Department of Chemistry, Jamia Millia Islamia (Central University), New Delhi 110025, India.
Dr. B. R. Ambedkar Centre for Biomedical Research, University of Delhi, New Delhi 110007, India.
Eur J Med Chem. 2016 Aug 25;119:260-77. doi: 10.1016/j.ejmech.2016.04.053. Epub 2016 Apr 26.
In present study a series of triazolopyrimidine-quinoline and cyanopyridine-quinoline hybrids were designed, synthesized and evaluated as acetylcholinesterase inhibitors (AChEIs). Molecular docking and scoring was utilized for the design of inhibitors. The molecules were synthesized via an easily accessible, convergent synthetic route. Three triazolopyrimidine based compounds showed nanomolar activity towards acetylcholinesterase. Among them, Ethyl 6-fluoro-4-(4-(5-methyl-[1,2,4]triazolo[1,5-a]pyrimidin-7-yl)piperazin-1-yl)quinoline-3-carboxylate (10d), strongly inhibited AChE with IC50 value of 42 nM. Furthermore compound 10d was identified as most promising compound with 12 fold selectivity against butyrylcholinesterase (BuChE). This compound displayed a composed multitargeted profile with promising inhibition of self-induced and AChE - induced Aβ aggregation and antioxidant activity.

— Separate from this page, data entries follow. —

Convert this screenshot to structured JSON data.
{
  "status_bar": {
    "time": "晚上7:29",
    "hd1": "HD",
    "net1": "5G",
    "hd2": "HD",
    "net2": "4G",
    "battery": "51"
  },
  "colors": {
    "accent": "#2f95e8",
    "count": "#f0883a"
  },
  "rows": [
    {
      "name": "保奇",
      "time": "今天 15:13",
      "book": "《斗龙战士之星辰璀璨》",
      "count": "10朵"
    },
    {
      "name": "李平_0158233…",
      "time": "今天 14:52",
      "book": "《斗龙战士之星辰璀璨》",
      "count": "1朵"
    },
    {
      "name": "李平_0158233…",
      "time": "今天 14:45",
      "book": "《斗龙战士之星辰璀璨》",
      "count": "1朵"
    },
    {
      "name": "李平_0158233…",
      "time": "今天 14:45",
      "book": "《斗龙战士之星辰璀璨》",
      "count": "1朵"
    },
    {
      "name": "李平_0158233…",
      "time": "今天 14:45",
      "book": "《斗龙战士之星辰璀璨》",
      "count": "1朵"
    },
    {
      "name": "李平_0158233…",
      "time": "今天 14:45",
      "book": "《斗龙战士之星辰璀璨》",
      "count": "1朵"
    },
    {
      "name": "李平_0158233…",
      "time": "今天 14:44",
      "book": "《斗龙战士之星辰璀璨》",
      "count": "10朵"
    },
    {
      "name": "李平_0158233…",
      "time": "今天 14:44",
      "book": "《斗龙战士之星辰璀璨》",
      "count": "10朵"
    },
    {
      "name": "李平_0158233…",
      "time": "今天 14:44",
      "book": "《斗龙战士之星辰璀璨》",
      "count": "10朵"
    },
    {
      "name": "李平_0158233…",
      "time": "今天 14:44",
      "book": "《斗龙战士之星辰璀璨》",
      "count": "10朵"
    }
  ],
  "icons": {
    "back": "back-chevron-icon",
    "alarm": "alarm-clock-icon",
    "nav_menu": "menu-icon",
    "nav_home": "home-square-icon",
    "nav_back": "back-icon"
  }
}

在本研究中,设计、合成并评估了一系列三唑并嘧啶-喹啉和氰基吡啶-喹啉杂合体作为乙酰胆碱酯酶抑制剂(AChEIs)。利用分子对接和评分进行抑制剂设计。这些分子是通过一种易于获得的、收敛的合成路线合成的。三种基于三唑并嘧啶的化合物对乙酰胆碱酯酶表现出纳摩尔级的活性。其中,乙基 6-氟-4-(4-(5-甲基-[1,2,4]三唑并[1,5-a]嘧啶-7-基)哌嗪-1-基)喹啉-3-羧酸酯(10d)对乙酰胆碱酯酶的抑制作用最强,IC50 值为 42 nM。此外,化合物 10d 被鉴定为最有前途的化合物,对丁酰胆碱酯酶(BuChE)的选择性是 12 倍。该化合物表现出一种组成性的多靶点特征,对自身诱导和 AChE 诱导的 Aβ聚集具有良好的抑制作用,并具有抗氧化活性。